To know how many duplicates are there in a list for a cell in a list:

  =COUNTIFS(A1:A1000;A1)

To know how many duplicates are there in a list for a value not necessary in the list:

  =COUNTIFS(A1:A1000;B1)
  =COUNTIFS(A1:A1000;23)

To know if this is the first duplicate of this value:

  =AND(COUNTIFS($A2:$A$1000;A1)>0;COUNTIFS($A$1:$A1;A1)=1)

... and so on. Creating own formulas for complex result is the power that spreadsheets give you, and trying to invent a dedicated function for each such case is counter-productive.

WONTFIX IMO.

Comment 2 John Murrell 2021-08-26 15:07:08 UTC

Ok,

The function COUNTIFS does something similar to what I was proposing. So I will close this.

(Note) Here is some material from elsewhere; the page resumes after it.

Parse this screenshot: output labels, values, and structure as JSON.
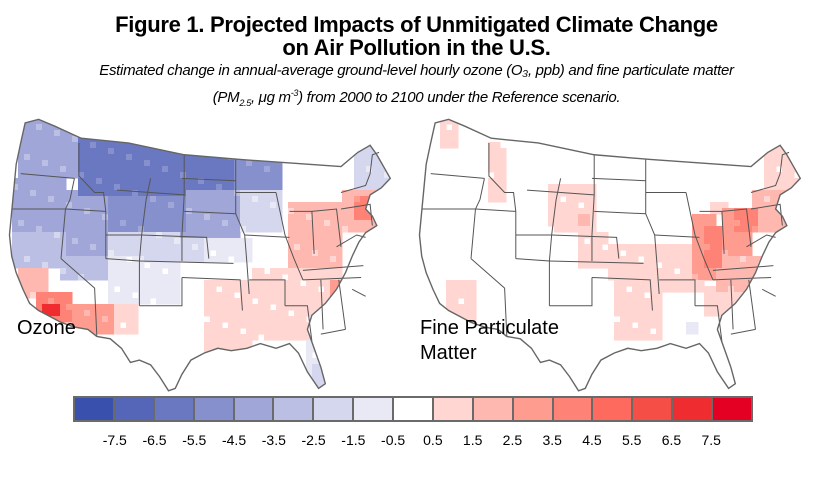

However COUNTIFS does not actually work in my application, I think because the list of random numbers re-calculates each time COUNTIFS runs so the results keep on changing. As a result when you filter on the COUNTIFS >1 you it does not show the duplicates and takes about 1/2 hour to run. Not sure if this is a bug or expected behaviour but the only way it appears to get the duplicated results is to use a pivot table or do a filter on the cell colours when the filtering on conditional results bug is fixed.

Comment 3 Eike Rathke 2021-08-27 10:27:03 UTC

(In reply to John Murrell from comment #2)
> However COUNTIFS does not actually work in my application, I think because
> the list of random numbers re-calculates each time COUNTIFS runs so the
> results keep on changing.
RAND() and RANDBETWEEN() generate new random numbers on each cell input and whenever any recalculation occurs. You could use RAND.NV() or RANDBETWEEN.NV() for non-volatile random numbers.